Minister of Investment and International Cooperation Sahar Nasr stressed that financing for development should focus on channelling resources to eradicate poverty, in line with the overall goal of the Sustainable Development Strategy (SDS): Egypt Vision 2030. “In this context, any resources for financing development must be consistent with national priorities and development strategies of the country, while each country shall have full and permanent sovereignty over all of its resources, natural resources, and economic activity,” she added.

This came in a statement by the Group of 77 and China meeting, currently presided over by Egypt, which is being held at the United Nations Economic and Social Council in New York. The meeting was attended by Ambassador Mohamed Idris, Egypt’s permanent representative to the UN. The Group of 77 and China currently has 134 member states, representing about two-thirds of the UN’s membership, making it the largest coalition of developing states within the UN.

“As we seek to achieve the [SDS], we should pay attention to any measures that may hinder the achievement of agreed goals. In this context, we reaffirm that the imposition of economic measures against developing countries does not contribute to economic and social development. We focus our efforts on meeting the challenges of those who need them most,” she added.

The minister called on the international community to address the challenges and needs faced by developing countries, in particular landlocked African countries and small island states, as well as the challenges faced by states with conflicts, while respecting the permanent sovereignty and territorial integrity of member states.

“The world faces many challenges and risks that could hinder the achievement of the 2030 agenda, the most prominent of which are the irregular financial situation, the increase in debt, as well as the political tensions that could impede development progress.
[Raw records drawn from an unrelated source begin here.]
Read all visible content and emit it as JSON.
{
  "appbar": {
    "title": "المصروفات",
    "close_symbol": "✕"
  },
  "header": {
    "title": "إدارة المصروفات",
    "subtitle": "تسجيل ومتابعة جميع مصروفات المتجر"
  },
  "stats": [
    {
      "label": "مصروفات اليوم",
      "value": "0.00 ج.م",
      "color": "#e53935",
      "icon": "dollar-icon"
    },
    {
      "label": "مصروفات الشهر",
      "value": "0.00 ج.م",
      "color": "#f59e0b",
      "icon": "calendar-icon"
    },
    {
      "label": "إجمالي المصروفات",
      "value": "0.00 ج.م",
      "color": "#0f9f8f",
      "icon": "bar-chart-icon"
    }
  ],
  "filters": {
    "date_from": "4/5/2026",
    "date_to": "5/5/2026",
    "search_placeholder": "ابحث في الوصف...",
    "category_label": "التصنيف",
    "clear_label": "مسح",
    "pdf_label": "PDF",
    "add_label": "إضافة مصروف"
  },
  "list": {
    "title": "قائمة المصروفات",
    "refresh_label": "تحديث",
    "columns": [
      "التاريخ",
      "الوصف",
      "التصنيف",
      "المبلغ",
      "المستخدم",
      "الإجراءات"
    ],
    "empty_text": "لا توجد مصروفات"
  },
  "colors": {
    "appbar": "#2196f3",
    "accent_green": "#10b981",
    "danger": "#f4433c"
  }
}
The decline in private investment in infrastructure also indicates the inability and inadequacy of investment with long-term sustainable development,” Nasr explained. 
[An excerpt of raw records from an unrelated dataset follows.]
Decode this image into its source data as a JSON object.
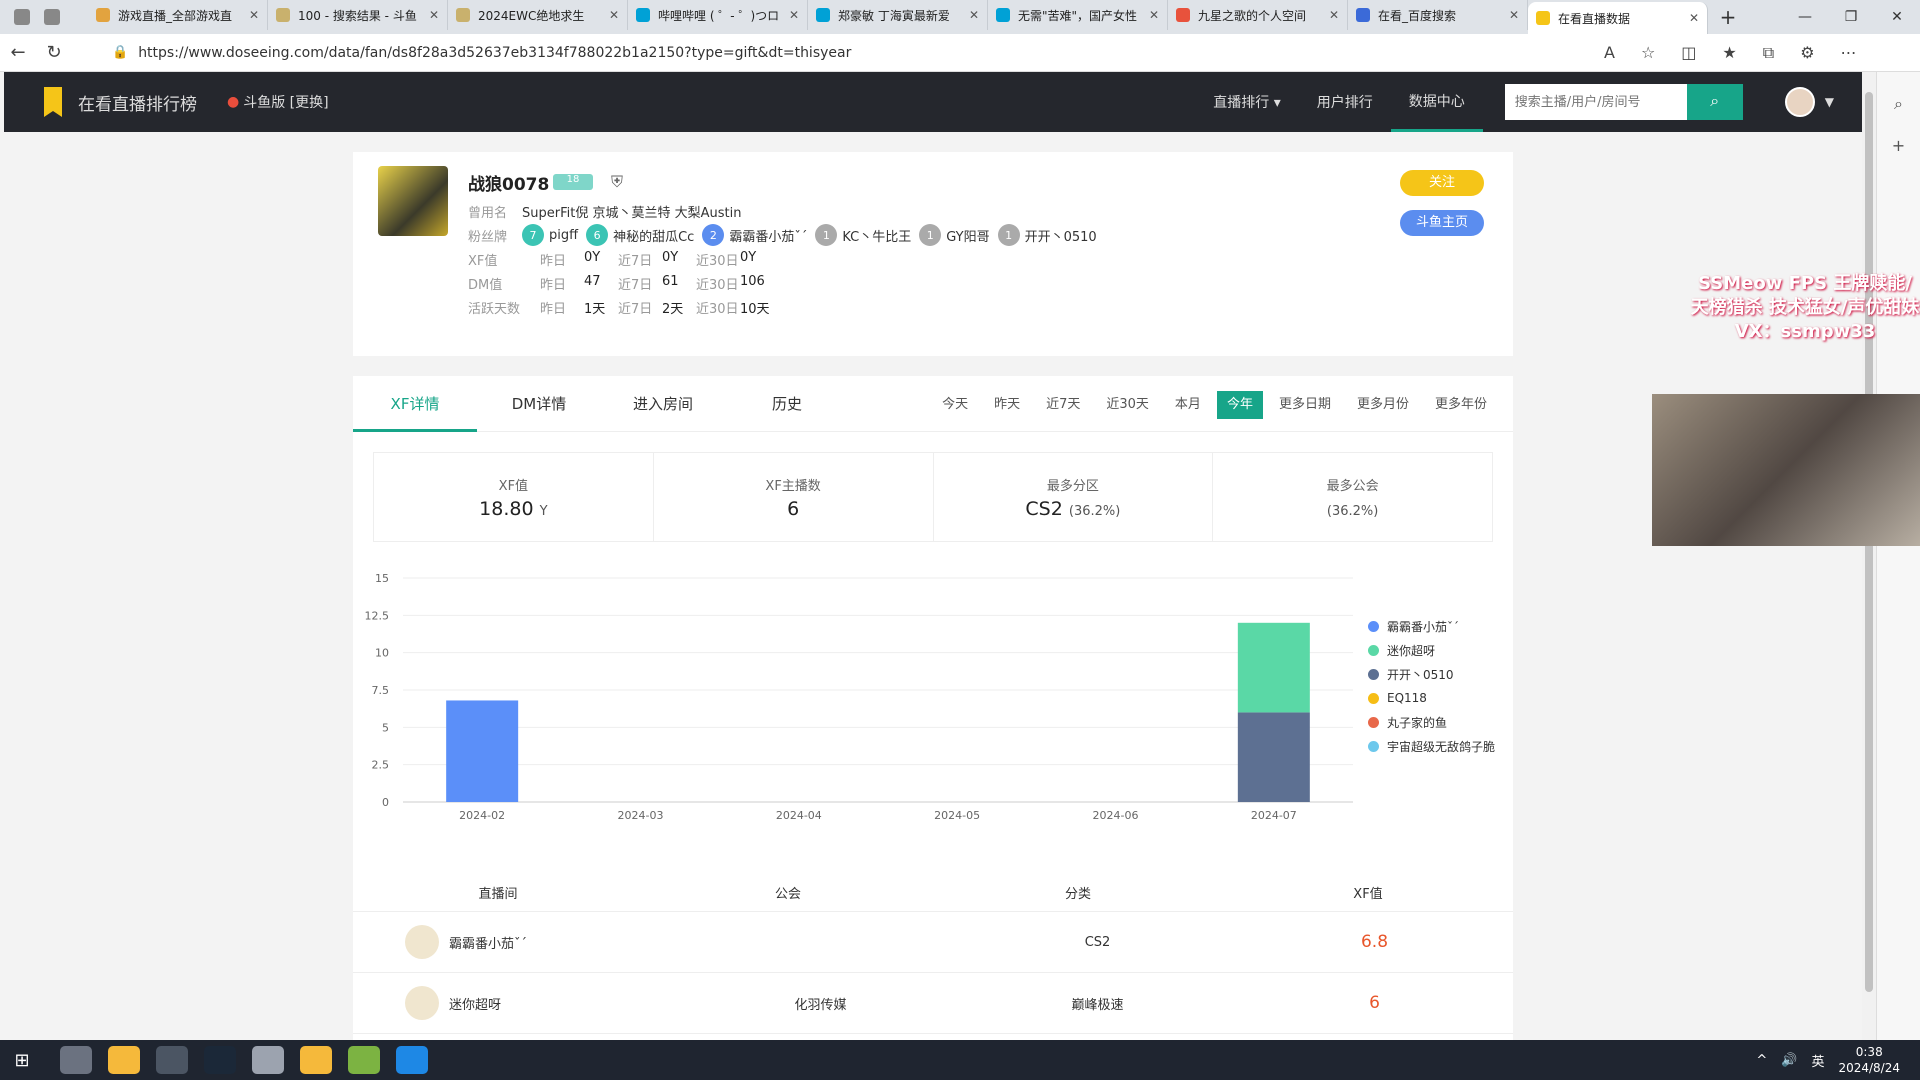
{
  "browser": {
    "tabs": [
      {
        "title": "游戏直播_全部游戏直",
        "color": "#e2a33f"
      },
      {
        "title": "100 - 搜索结果 - 斗鱼",
        "color": "#c9b16d"
      },
      {
        "title": "2024EWC绝地求生",
        "color": "#c9b16d"
      },
      {
        "title": "哔哩哔哩 ( ゜- ゜)つロ",
        "color": "#00a1d6"
      },
      {
        "title": "郑豪敏 丁海寅最新爱",
        "color": "#00a1d6"
      },
      {
        "title": "无需\"苦难\"，国产女性",
        "color": "#00a1d6"
      },
      {
        "title": "九星之歌的个人空间",
        "color": "#e8523c"
      },
      {
        "title": "在看_百度搜索",
        "color": "#3b6ad8"
      },
      {
        "title": "在看直播数据",
        "color": "#f5c518"
      }
    ],
    "url": "https://www.doseeing.com/data/fan/ds8f28a3d52637eb3134f788022b1a2150?type=gift&dt=thisyear"
  },
  "site": {
    "name": "在看直播排行榜",
    "region": "斗鱼版 [更换]",
    "menu": [
      "直播排行 ▾",
      "用户排行",
      "数据中心"
    ],
    "search_placeholder": "搜索主播/用户/房间号"
  },
  "profile": {
    "name": "战狼0078",
    "level_badge": "18",
    "aliases_label": "曾用名",
    "aliases": "SuperFit倪   京城丶莫兰特   大梨Austin",
    "fans_label": "粉丝牌",
    "fans": [
      {
        "lv": "7",
        "name": "pigff",
        "color": "#3bc4b4"
      },
      {
        "lv": "6",
        "name": "神秘的甜瓜Cc",
        "color": "#3bc4b4"
      },
      {
        "lv": "2",
        "name": "霸霸番小茄ˇˊ",
        "color": "#5b8def"
      },
      {
        "lv": "1",
        "name": "KC丶牛比王",
        "color": "#aaaaaa"
      },
      {
        "lv": "1",
        "name": "GY阳哥",
        "color": "#aaaaaa"
      },
      {
        "lv": "1",
        "name": "开开丶0510",
        "color": "#aaaaaa"
      }
    ],
    "stats": [
      {
        "key": "XF值",
        "d1": "0Y",
        "d7": "0Y",
        "d30": "0Y"
      },
      {
        "key": "DM值",
        "d1": "47",
        "d7": "61",
        "d30": "106"
      },
      {
        "key": "活跃天数",
        "d1": "1天",
        "d7": "2天",
        "d30": "10天"
      }
    ],
    "period_labels": [
      "昨日",
      "近7日",
      "近30日"
    ],
    "follow_label": "关注",
    "home_label": "斗鱼主页"
  },
  "panel": {
    "tabs": [
      "XF详情",
      "DM详情",
      "进入房间",
      "历史"
    ],
    "dates": [
      "今天",
      "昨天",
      "近7天",
      "近30天",
      "本月",
      "今年",
      "更多日期",
      "更多月份",
      "更多年份"
    ],
    "summary": [
      {
        "cap": "XF值",
        "val": "18.80",
        "unit": "Y"
      },
      {
        "cap": "XF主播数",
        "val": "6",
        "unit": ""
      },
      {
        "cap": "最多分区",
        "val": "CS2",
        "unit": "(36.2%)"
      },
      {
        "cap": "最多公会",
        "val": "",
        "unit": "(36.2%)"
      }
    ],
    "table_headers": [
      "直播间",
      "公会",
      "分类",
      "XF值"
    ],
    "rows": [
      {
        "room": "霸霸番小茄ˇˊ",
        "guild": "",
        "cat": "CS2",
        "xf": "6.8"
      },
      {
        "room": "迷你超呀",
        "guild": "化羽传媒",
        "cat": "巅峰极速",
        "xf": "6"
      }
    ]
  },
  "chart_data": {
    "type": "bar",
    "stacked": true,
    "categories": [
      "2024-02",
      "2024-03",
      "2024-04",
      "2024-05",
      "2024-06",
      "2024-07"
    ],
    "ylim": [
      0,
      15
    ],
    "yticks": [
      "0",
      "2.5",
      "5",
      "7.5",
      "10",
      "12.5",
      "15"
    ],
    "series": [
      {
        "name": "霸霸番小茄ˇˊ",
        "color": "#5b8ff9",
        "values": [
          6.8,
          0,
          0,
          0,
          0,
          0
        ]
      },
      {
        "name": "开开丶0510",
        "color": "#5d7092",
        "values": [
          0,
          0,
          0,
          0,
          0,
          6
        ]
      },
      {
        "name": "迷你超呀",
        "color": "#5ad8a6",
        "values": [
          0,
          0,
          0,
          0,
          0,
          6
        ]
      },
      {
        "name": "EQ118",
        "color": "#f6bd16",
        "values": [
          0,
          0,
          0,
          0,
          0,
          0
        ]
      },
      {
        "name": "丸子家的鱼",
        "color": "#e8684a",
        "values": [
          0,
          0,
          0,
          0,
          0,
          0
        ]
      },
      {
        "name": "宇宙超级无敌鸽子脆",
        "color": "#6dc8ec",
        "values": [
          0,
          0,
          0,
          0,
          0,
          0
        ]
      }
    ],
    "legend_order": [
      0,
      2,
      1,
      3,
      4,
      5
    ],
    "legend_position": "right"
  },
  "overlay": {
    "stream_text": "SSMeow FPS 王牌赎能/天榜猎杀 技术猛女/声优甜妹 VX：ssmpw33"
  },
  "taskbar": {
    "time": "0:38",
    "date": "2024/8/24",
    "ime": "英"
  }
}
She added that official development assistance (ODA) is an essential and indispensable part of the achievement of sustainable development goals and must be in line with the national priorities and development strategies of developing countries, calling on developed countries to fulfil their ODA commitments to achieve the UN’s goal of contributing 0.7% of their national income. She also called for measures to alleviate the debt burden on developing countries by taking advantage of the Heavily Indebted Poor Countries Initiative (HIPC), debt restructuring, and sound debt management.

“The international community should strengthen cooperation to combat illegal financial flows in all their forms, given their impact on stability and economic development,” she said. 

Nasr pointed to the importance of the private sector in contributing to the mobilisation of the resources necessary to support sustainable development and increase foreign direct investment.

At the UN Economic and Social Council (ECOSOC) Forum on Financing for Development, she participated at the UN Headquarters in New York at the ministerial level to share national policies and institutional developments, including improving the investment climate and facilitating long-term investment. 

The minister noted the ambitious economic and social reform programme being implemented in Egypt. She also highlighted Egypt’s SDS, which is closely aligned with the goals of sustainable development. 

Subsequently, Nasr participated in the high-level meeting on investment in sustainable development goals, in the presence of Mahmoud Mohieldin, first vice president of the World Bank, and Ambassador Idris.

She explained that the Egyptian government, under its goal of attracting more investments in Egypt, sought to stimulate long-term investments and that the new Investment Law included incentives for investment in areas most in need.